Los pisos turísticos ilegales se extienden a la periferia de Barcelona

Detectan apartamentos para turistas en zonas como Nou Barris, Horta Guinardó o el Besòs

Turistas en el ático de un edificio de Barcelona
Turistas en el ático de un edificio de BarcelonaAlbert Garcia

El incendio del pasado lunes en el que murieron dos niños de una familia que había ocupado un piso propiedad de un banco en el barrio del Besòs de Barcelona, a pocos metros de La Mina, reveló que en la misma finca había un apartamento turístico ilegal. Los cinco turistas resultaron heridos al saltar al vacío desde un segundo. Se acababan de instalar para pasar unos días de playa y fiesta en la capital. Los padres de uno de ellos, británicos de origen asiático, estuvieron este jueves en el piso para recoger las maletas y confirmaron que lo alquilaron “por cinco días, por internet”. Este caso es la punta del iceberg de la extensión de los pisos turísticos ilegales por los barrios periféricos de la ciudad, donde los precios caen respecto al centro.

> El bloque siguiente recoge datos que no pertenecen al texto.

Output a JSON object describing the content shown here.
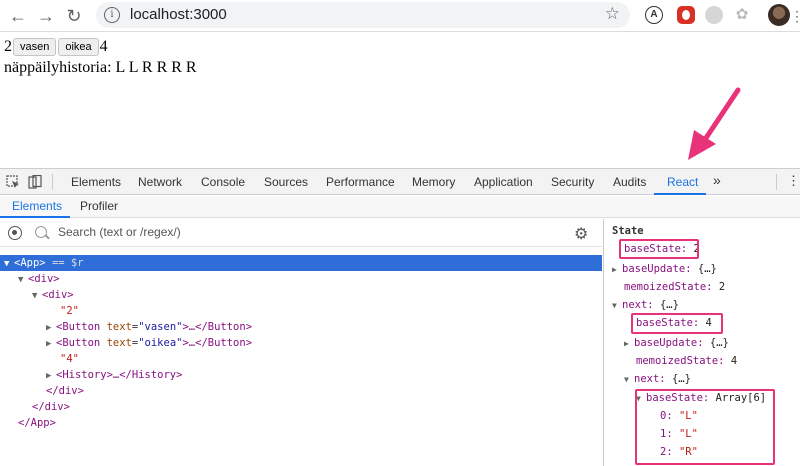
{
  "browser": {
    "url": "localhost:3000"
  },
  "page": {
    "left_count": "2",
    "left_button": "vasen",
    "right_button": "oikea",
    "right_count": "4",
    "history_label": "näppäilyhistoria: L L R R R R"
  },
  "devtools": {
    "tabs": [
      "Elements",
      "Network",
      "Console",
      "Sources",
      "Performance",
      "Memory",
      "Application",
      "Security",
      "Audits",
      "React"
    ],
    "more": "»",
    "react_tabs": [
      "Elements",
      "Profiler"
    ],
    "search_placeholder": "Search (text or /regex/)",
    "tree": {
      "root": "<App>",
      "root_hint": "== $r",
      "div1": "<div>",
      "div2": "<div>",
      "str2": "\"2\"",
      "btn1_open": "<Button",
      "btn1_attr": "text",
      "btn1_val": "\"vasen\"",
      "btn1_close": ">…</Button>",
      "btn2_open": "<Button",
      "btn2_attr": "text",
      "btn2_val": "\"oikea\"",
      "btn2_close": ">…</Button>",
      "str4": "\"4\"",
      "history": "<History>…</History>",
      "div2_close": "</div>",
      "div1_close": "</div>",
      "root_close": "</App>"
    },
    "state": {
      "title": "State",
      "baseState_key": "baseState:",
      "baseState_val": "2",
      "baseUpdate_key": "baseUpdate:",
      "baseUpdate_val": "{…}",
      "memoized_key": "memoizedState:",
      "memoized_val": "2",
      "next_key": "next:",
      "next_val": "{…}",
      "n_baseState_val": "4",
      "n_memoized_val": "4",
      "array_val": "Array[6]",
      "items": [
        {
          "k": "0:",
          "v": "\"L\""
        },
        {
          "k": "1:",
          "v": "\"L\""
        },
        {
          "k": "2:",
          "v": "\"R\""
        }
      ]
    }
  },
  "colors": {
    "highlight": "#e8337a",
    "selection": "#2f6ed9",
    "active_tab": "#1a73e8"
  }
}
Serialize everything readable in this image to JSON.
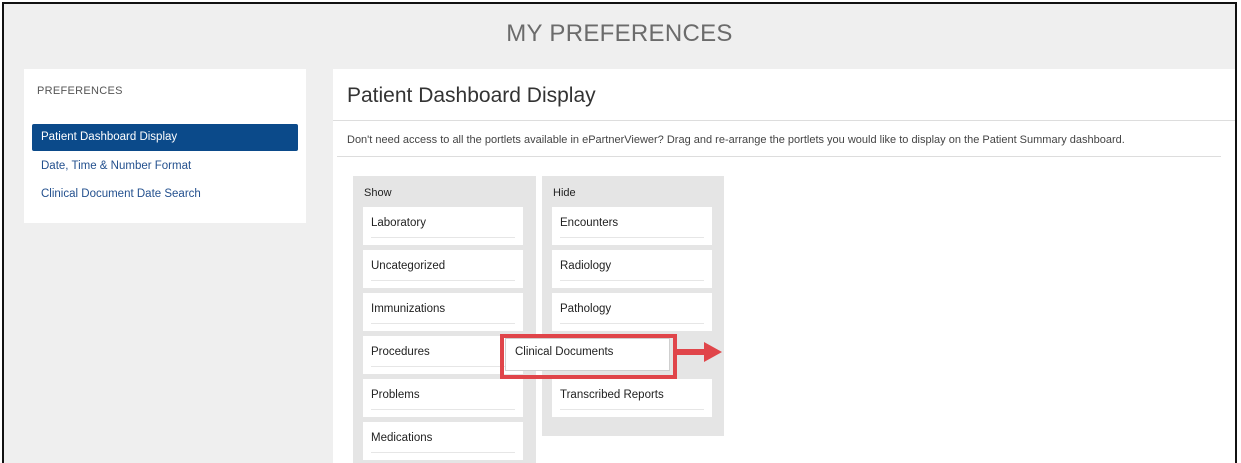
{
  "header": {
    "title": "MY PREFERENCES"
  },
  "sidebar": {
    "heading": "PREFERENCES",
    "items": [
      {
        "label": "Patient Dashboard Display",
        "active": true
      },
      {
        "label": "Date, Time & Number Format",
        "active": false
      },
      {
        "label": "Clinical Document Date Search",
        "active": false
      }
    ]
  },
  "main": {
    "title": "Patient Dashboard Display",
    "description": "Don't need access to all the portlets available in ePartnerViewer? Drag and re-arrange the portlets you would like to display on the Patient Summary dashboard.",
    "show": {
      "label": "Show",
      "items": [
        "Laboratory",
        "Uncategorized",
        "Immunizations",
        "Procedures",
        "Problems",
        "Medications"
      ]
    },
    "hide": {
      "label": "Hide",
      "items": [
        "Encounters",
        "Radiology",
        "Pathology",
        "Transcribed Reports"
      ]
    },
    "dragging": {
      "label": "Clinical Documents"
    }
  },
  "colors": {
    "accent": "#0b4a8a",
    "link": "#23508e",
    "highlight": "#e0454a",
    "page_bg": "#efefef",
    "column_bg": "#e5e5e5"
  },
  "icons": {
    "drag_arrow": "right-arrow-icon"
  }
}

Basta consultar páginas como Airbnb o Homeaway para ver que la oferta es amplia, tanto de pisos enteros en los que no consta el número de licencia (obligatorio según la Ley de Turismo), como de habitaciones. Hay pisos en barrios tan dispares como Badal, La Prosperitat, Sagrera, La Pau, Guinardó o el Turó de la Peira. La oferta legal, 9.857 pisos, quedó congelada en mayo de 2014, cuando el ex alcalde Xavier Trias dictó una moratoria de nuevas licencias. Sobre la oferta ilegal no hay cifras, pero sí datos que constatan la expansión. Por ejemplo, una cuarta parte de los expedientes abiertos por el Ayuntamiento este año y el pasado corresponden a pisos ilegales que están fuera de Ciutat Vella y el Eixample.

El Plan de Choque de la alcaldesa Ada Colau contra la oferta ilegal cuenta con efectivos en toda la ciudad, no solo en el centro, subrayan fuentes municipales. Hay 20 visualizadores que patean todos los barrios, las arañas informáticas rastrean toda la oferta en internet, cualquier vecino puede comprobar si un piso tiene licencia en la página creada para ello y las cartas pidiendo la colaboración ciudadana se enviarán a toda la ciudad.

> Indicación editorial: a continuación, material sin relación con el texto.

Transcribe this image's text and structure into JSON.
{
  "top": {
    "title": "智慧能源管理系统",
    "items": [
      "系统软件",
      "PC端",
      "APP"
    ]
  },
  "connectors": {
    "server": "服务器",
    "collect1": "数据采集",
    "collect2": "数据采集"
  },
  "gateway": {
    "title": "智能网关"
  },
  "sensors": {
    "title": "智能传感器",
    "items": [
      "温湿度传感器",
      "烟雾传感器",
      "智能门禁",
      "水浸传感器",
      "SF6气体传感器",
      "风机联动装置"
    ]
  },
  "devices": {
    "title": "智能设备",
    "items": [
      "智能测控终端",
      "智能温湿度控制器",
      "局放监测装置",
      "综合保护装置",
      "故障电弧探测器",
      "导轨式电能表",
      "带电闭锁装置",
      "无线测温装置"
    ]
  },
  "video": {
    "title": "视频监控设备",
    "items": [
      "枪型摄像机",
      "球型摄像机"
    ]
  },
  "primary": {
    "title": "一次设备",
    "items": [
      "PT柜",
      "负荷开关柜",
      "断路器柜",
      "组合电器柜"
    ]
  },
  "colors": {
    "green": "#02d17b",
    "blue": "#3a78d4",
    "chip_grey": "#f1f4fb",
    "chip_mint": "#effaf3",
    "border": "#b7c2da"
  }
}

Pocas licencias en las ciudades vecinas

L'Hospitalet de Llobregat (151 pisos con licencia), Sant Adrià del Besòs (22, sobre todo en el Fòrum) o Badalona cuentan por ahora con pocos apartamentos legales y aseguran que la presencia de oferta ilegal no es por ahora un problema. En Santa Coloma, vista la presión de Barcelona, en 2015 el ayuntamiento dictó una moratoria de licencias y aprobó una ordenanza que prohibe oferta turística en escaleras de vecinos. La ciudad sí tiene un edificio entero de apartamentos.

El jueves, Juan, vecino de la finca donde murieron los dos niños, explicaba que “hace ya unos años que funciona el piso turístico”. “El problema del Besòs y la Mina es la gente, no el lugar, tenemos la playa al lado y en 20 minutos estás en el centro”, argumentaba una joven vecina dando a entender que no es tan extraña la oferta para turistas en el Besòs. Incluso fuentes municipales reconocen su sorpresa por la ubicación de un piso turístico en la zona, pero admiten que los vecinos explican que comienza a haber oferta.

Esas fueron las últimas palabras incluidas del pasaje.